Denn tatsächlich hatten noch im Juni alle UN-Mitglieder mit Ausnahme der USA dem Migrationsabkommen zugestimmt. Vor allem von rechten und migrationskritischen Regierungen geführte Staaten rückten dann aber wieder davon ab und kritisieren unter anderem, dass er zu mehr Migration führen könnte, andere äußerten die Befürchtung, dass ihre nationale Souveränität dadurch bedroht sei.
In Deutschland hatte die AfD gefordert, das Dokument nicht anzunehmen. Die Partei stand damit jedoch weitgehend allein da: Zunächst stimmte der Bundestag der Vereinbarung Ende November mehrheitlich zu, am Wochenende nahmen dann auch die Delegierten auf dem CDU-Parteitag den Pakt mit großer Mehrheit an. Die Bundesregierung stellte mehrfach klar, dass der Migrationspakt an der Rechtslage in Deutschland nichts ändern werde.
Merkel trifft Othmani in Marrakesch
Die Bundeskanzlerin war bereits am Sonntag nach Marokko gereist und traf sich dort auch mit Ministerpräsident Saadeddine Othmani.
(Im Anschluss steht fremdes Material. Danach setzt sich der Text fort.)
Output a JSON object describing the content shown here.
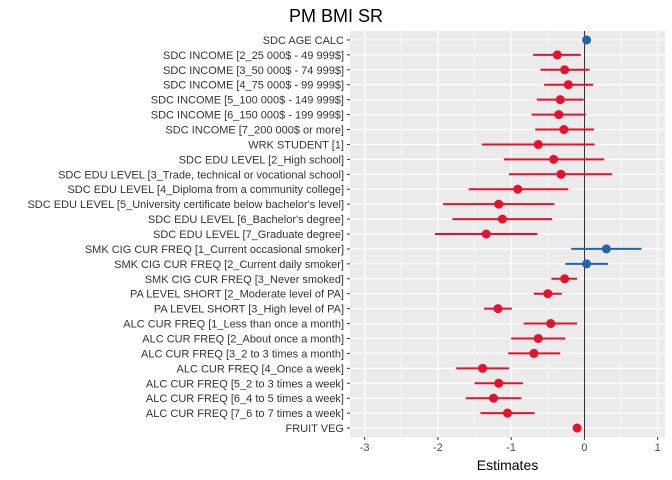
{
  "chart_data": {
    "type": "forest",
    "title": "PM BMI SR",
    "xlabel": "Estimates",
    "ylabel": "",
    "xlim": [
      -3.2,
      1.1
    ],
    "xticks": [
      -3,
      -2,
      -1,
      0,
      1
    ],
    "grid": true,
    "legend": "none",
    "colors": {
      "positive": "#2166ac",
      "negative": "#e8112d",
      "panel": "#ebebeb",
      "grid": "#ffffff",
      "zero_line": "#000000"
    },
    "terms": [
      {
        "label": "SDC AGE CALC",
        "estimate": 0.03,
        "low": 0.02,
        "high": 0.04
      },
      {
        "label": "SDC INCOME [2_25 000$ - 49 999$]",
        "estimate": -0.37,
        "low": -0.7,
        "high": -0.05
      },
      {
        "label": "SDC INCOME [3_50 000$ - 74 999$]",
        "estimate": -0.27,
        "low": -0.6,
        "high": 0.07
      },
      {
        "label": "SDC INCOME [4_75 000$ - 99 999$]",
        "estimate": -0.22,
        "low": -0.55,
        "high": 0.12
      },
      {
        "label": "SDC INCOME [5_100 000$ - 149 999$]",
        "estimate": -0.33,
        "low": -0.65,
        "high": -0.01
      },
      {
        "label": "SDC INCOME [6_150 000$ - 199 999$]",
        "estimate": -0.35,
        "low": -0.72,
        "high": 0.02
      },
      {
        "label": "SDC INCOME [7_200 000$ or more]",
        "estimate": -0.28,
        "low": -0.67,
        "high": 0.13
      },
      {
        "label": "WRK STUDENT [1]",
        "estimate": -0.63,
        "low": -1.4,
        "high": 0.14
      },
      {
        "label": "SDC EDU LEVEL [2_High school]",
        "estimate": -0.42,
        "low": -1.1,
        "high": 0.27
      },
      {
        "label": "SDC EDU LEVEL [3_Trade, technical or vocational school]",
        "estimate": -0.32,
        "low": -1.03,
        "high": 0.38
      },
      {
        "label": "SDC EDU LEVEL [4_Diploma from a community college]",
        "estimate": -0.91,
        "low": -1.58,
        "high": -0.22
      },
      {
        "label": "SDC EDU LEVEL [5_University certificate below bachelor's level]",
        "estimate": -1.17,
        "low": -1.93,
        "high": -0.41
      },
      {
        "label": "SDC EDU LEVEL [6_Bachelor's degree]",
        "estimate": -1.12,
        "low": -1.8,
        "high": -0.44
      },
      {
        "label": "SDC EDU LEVEL [7_Graduate degree]",
        "estimate": -1.34,
        "low": -2.04,
        "high": -0.64
      },
      {
        "label": "SMK CIG CUR FREQ [1_Current occasional smoker]",
        "estimate": 0.3,
        "low": -0.18,
        "high": 0.78
      },
      {
        "label": "SMK CIG CUR FREQ [2_Current daily smoker]",
        "estimate": 0.03,
        "low": -0.26,
        "high": 0.32
      },
      {
        "label": "SMK CIG CUR FREQ [3_Never smoked]",
        "estimate": -0.27,
        "low": -0.45,
        "high": -0.1
      },
      {
        "label": "PA LEVEL SHORT [2_Moderate level of PA]",
        "estimate": -0.5,
        "low": -0.69,
        "high": -0.31
      },
      {
        "label": "PA LEVEL SHORT [3_High level of PA]",
        "estimate": -1.18,
        "low": -1.37,
        "high": -0.99
      },
      {
        "label": "ALC CUR FREQ [1_Less than once a month]",
        "estimate": -0.46,
        "low": -0.83,
        "high": -0.1
      },
      {
        "label": "ALC CUR FREQ [2_About once a month]",
        "estimate": -0.63,
        "low": -1.0,
        "high": -0.26
      },
      {
        "label": "ALC CUR FREQ [3_2 to 3 times a month]",
        "estimate": -0.69,
        "low": -1.04,
        "high": -0.33
      },
      {
        "label": "ALC CUR FREQ [4_Once a week]",
        "estimate": -1.39,
        "low": -1.75,
        "high": -1.03
      },
      {
        "label": "ALC CUR FREQ [5_2 to 3 times a week]",
        "estimate": -1.17,
        "low": -1.5,
        "high": -0.84
      },
      {
        "label": "ALC CUR FREQ [6_4 to 5 times a week]",
        "estimate": -1.24,
        "low": -1.62,
        "high": -0.86
      },
      {
        "label": "ALC CUR FREQ [7_6 to 7 times a week]",
        "estimate": -1.05,
        "low": -1.42,
        "high": -0.68
      },
      {
        "label": "FRUIT VEG",
        "estimate": -0.1,
        "low": -0.12,
        "high": -0.08
      }
    ]
  }
}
Thema des Treffens war zum einen die Migrationspolitik, zum anderen aber auch eine engere deutsch-marokkanische Wirtschaftszusammenarbeit. Es ist das erste Mal seit 1996, dass ein deutscher Kanzler beziehungsweise die Kanzlerin offiziell in Marokko zu Besuch ist.
In den vergangenen Jahren hat die Bundesregierung auch wegen des Migrationsthemas verstärkt mit Marokko kooperiert. Ein wichtiger Punkt in den bilateralen Beziehungen ist zurzeit die
Rückführung abgelehnter Asylbewerber aus Deutschland in das
nordafrikanische Land. Es nimmt zunehmend Marokkaner und Marokkanerinnen ohne Aufenthaltsgenehmigung aus Deutschland zurück, bis Ende Oktober diesen Jahres waren es 602 Personen.
Rund 60.000 Menschen gelangten in diesem Jahr über Marokko nach Europa, die meisten davon gingen in Spanien an Land.